Rita und George hatten ihr davon abgeraten, an der Beerdigung teilzunehmen. Sie befürchteten, dass die emotionale Erschütterung eine neue Fugue auslösen könnte. Der Polizei war hingegen an ihrer Teilnahme gelegen gewesen, denn sie hoffte, dass Ginger vielleicht Pablos Mörder sehen würde. Aus Selbstschutz hatte Ginger der Polizei die Wahrheit verschwiegen und sie in dem Glauben gelassen, der Mörder sei ein gewöhnlicher Einbrecher gewesen; und Einbrecher trieb es manchmal zu solchen blödsinnigen Handlungen wie dem Beiwohnen an der Beerdigung ihres Opfers. Aber Ginger wusste, dass Pablos Mörder kein gewöhnlicher Einbrecher gewesen war und niemals das Risiko eingehen würde, auf dem Friedhof verhaftet zu werden.

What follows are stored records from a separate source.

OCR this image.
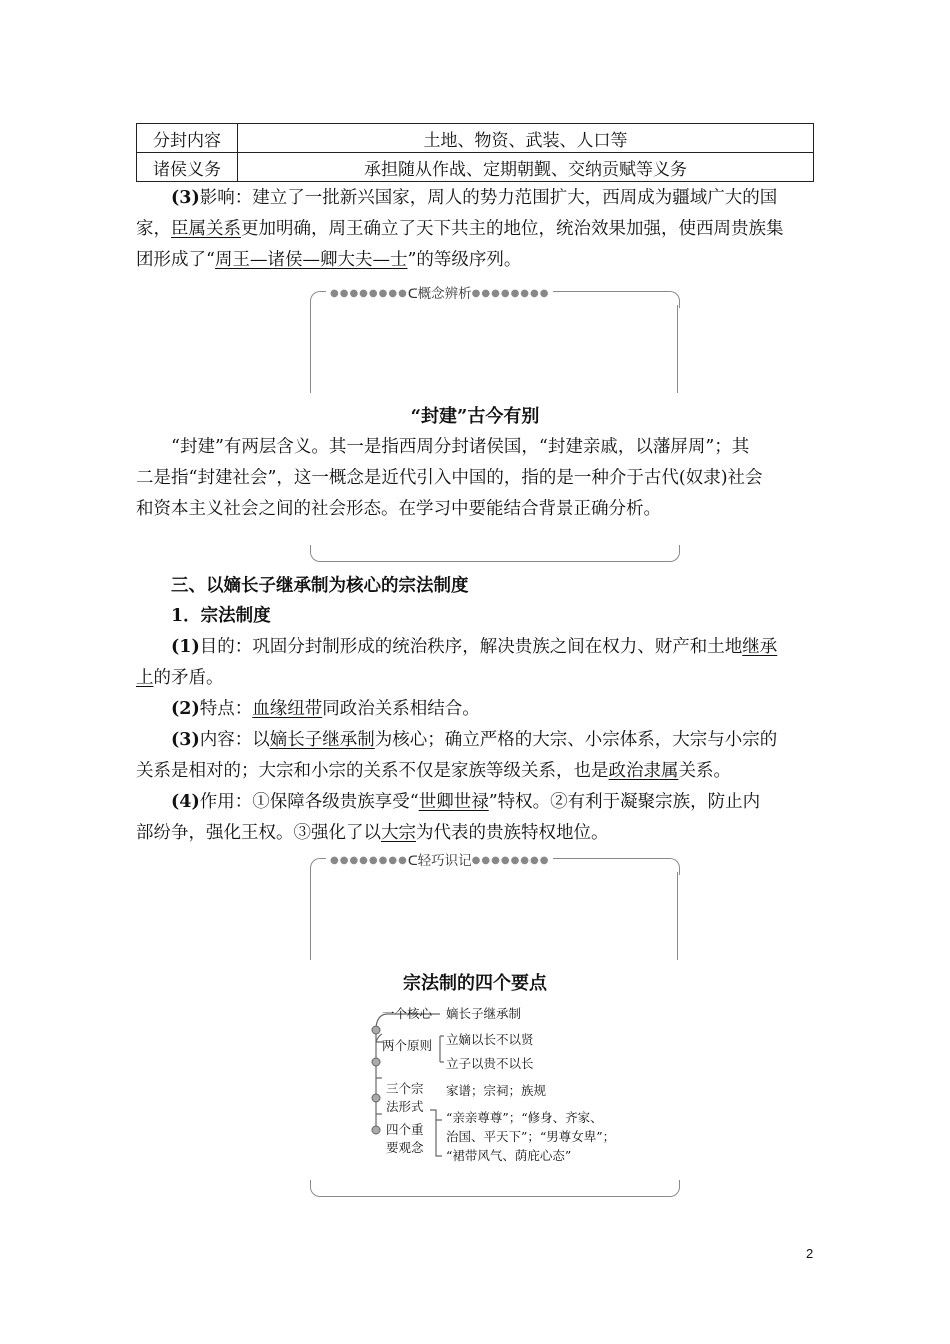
分封内容	土地、物资、武装、人口等
诸侯义务	承担随从作战、定期朝觐、交纳贡赋等义务
(3)影响：建立了一批新兴国家，周人的势力范围扩大，西周成为疆域广大的国
家，臣属关系更加明确，周王确立了天下共主的地位，统治效果加强，使西周贵族集
团形成了“周王—诸侯—卿大夫—士”的等级序列。
●●●●●●●●ᑕ概念辨析●●●●●●●●
“封建”古今有别
“封建”有两层含义。其一是指西周分封诸侯国，“封建亲戚，以藩屏周”；其
二是指“封建社会”，这一概念是近代引入中国的，指的是一种介于古代(奴隶)社会
和资本主义社会之间的社会形态。在学习中要能结合背景正确分析。
三、以嫡长子继承制为核心的宗法制度
1．宗法制度
(1)目的：巩固分封制形成的统治秩序，解决贵族之间在权力、财产和土地继承
上的矛盾。
(2)特点：血缘纽带同政治关系相结合。
(3)内容：以嫡长子继承制为核心；确立严格的大宗、小宗体系，大宗与小宗的
关系是相对的；大宗和小宗的关系不仅是家族等级关系，也是政治隶属关系。
(4)作用：①保障各级贵族享受“世卿世禄”特权。②有利于凝聚宗族，防止内
部纷争，强化王权。③强化了以大宗为代表的贵族特权地位。
●●●●●●●●ᑕ轻巧识记●●●●●●●●
宗法制的四个要点
一个核心 嫡长子继承制
两个原则 立嫡以长不以贤
立子以贵不以长
三个宗
法形式
家谱；宗祠；族规
四个重
要观念
“亲亲尊尊”；“修身、齐家、
治国、平天下”；“男尊女卑”；
“裙带风气、荫庇心态”
2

Ginger weinte während des Trauergottesdienstes, und auf dem Weg von der Kapelle zum Grab drückte ihr der Kummer fast das Herz ab. Aber sie verlor nicht die Kontrolle über sich.
Sie war fest entschlossen, die Trauerfeier nicht durch einen Anfall zu entweihen, sondern würdevoll von ihrem Freund Abschied zu nehmen.
Außerdem hatte ihr Kommen noch einen zweiten Grund, und diesen Vorsatz würde sie nicht in die Tat umsetzen können, wenn sie einen Anfall oder einen Nervenzusammenbruch erlitt.